Nezzie llevaba algún tiempo pensando en el asunto y tenía la respuesta preparada:

–Pregúntaselo también a él.

–¡A los dos! –estalló Talut, incorporándose.

–¡Chist! Baja la voz.

–Pero él tiene pueblo. Dice que es Zel..., Zel..., lo que sea.

–Zelandonii –susurró Nezzie–. Pero su pueblo vive muy lejos de aquí. ¿Qué necesidad tiene de hacer un viaje tan largo para retornar si encuentra un hogar entre nosotros? De cualquier modo, nada cuesta proponérselo también a él. Ese arma que inventó es motivo suficiente para satisfacer a los Consejos. Y Wymez dice que es experto en la fabricación de herramientas. Si mi hermano le da una recomendación, sabes que los Consejos no se negarán.

–Cierto..., pero, Nezzie –objetó Talut, tendiéndose otra vez–, ¿cómo sabes que aceptarán quedarse?

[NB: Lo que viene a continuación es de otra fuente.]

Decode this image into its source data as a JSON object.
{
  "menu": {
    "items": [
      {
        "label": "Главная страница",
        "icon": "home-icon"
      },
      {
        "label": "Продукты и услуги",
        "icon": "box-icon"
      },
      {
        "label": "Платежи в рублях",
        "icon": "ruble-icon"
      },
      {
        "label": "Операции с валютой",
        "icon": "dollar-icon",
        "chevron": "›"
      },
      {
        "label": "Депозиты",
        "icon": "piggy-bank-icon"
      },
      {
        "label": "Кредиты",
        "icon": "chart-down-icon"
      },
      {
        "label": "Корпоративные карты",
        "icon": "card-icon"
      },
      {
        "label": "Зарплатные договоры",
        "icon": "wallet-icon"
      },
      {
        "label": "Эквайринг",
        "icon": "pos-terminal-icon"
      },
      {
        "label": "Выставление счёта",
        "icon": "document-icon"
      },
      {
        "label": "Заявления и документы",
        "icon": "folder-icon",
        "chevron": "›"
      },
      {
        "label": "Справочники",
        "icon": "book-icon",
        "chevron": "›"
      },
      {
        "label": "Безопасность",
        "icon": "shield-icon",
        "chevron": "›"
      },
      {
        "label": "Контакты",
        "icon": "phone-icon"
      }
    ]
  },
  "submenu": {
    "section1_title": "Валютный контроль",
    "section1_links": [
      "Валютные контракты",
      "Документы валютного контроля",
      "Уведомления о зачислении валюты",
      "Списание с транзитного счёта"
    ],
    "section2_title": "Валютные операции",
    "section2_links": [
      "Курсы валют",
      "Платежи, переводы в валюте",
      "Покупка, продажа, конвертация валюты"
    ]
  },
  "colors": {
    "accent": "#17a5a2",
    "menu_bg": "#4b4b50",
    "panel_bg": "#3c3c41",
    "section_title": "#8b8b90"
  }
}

–No lo sé, pero puedes proponérselo, ¿verdad?

A media mañana, Talut salió del albergue. Ayla y Jondalar se estaban alejando del campamento con los caballos. No había nieve, pero la escarcha matinal aún persistía en parches de un blanco cristalino; el aliento les envolvía la cabeza de vapor. En el aire gélido y seco crepitaba la electricidad estática. Para combatir el frío, el hombre y la mujer iban vestidos con pellizas de piel con las capuchas bien cerradas en torno del rostro y unas polainas, también de piel, embutidas en una especie de botas sujetas a la pierna por medio de correas.

–¡Jondalar, Ayla! ¿Os vais? –llamó, corriendo para reunirse con ellos.

Ayla hizo un gesto afirmativo; Talut perdió su sonrisa, pero Jondalar replicó:

–Sólo vamos a que los caballos hagan un poco de ejercicio. Volveremos poco después del mediodía.

No mencionó que también buscaban un sitio privado donde discutir a solas, sin interrupciones, si volverían o no al valle de Ayla. Jondalar quería convencerla de que no abandonaran el Campamento.

–Bueno. Me gustaría organizar unas prácticas de tiro con ese arma cuando el tiempo mejore. Quiero ver cómo funciona y qué puedo hacer con ella –dijo Talut.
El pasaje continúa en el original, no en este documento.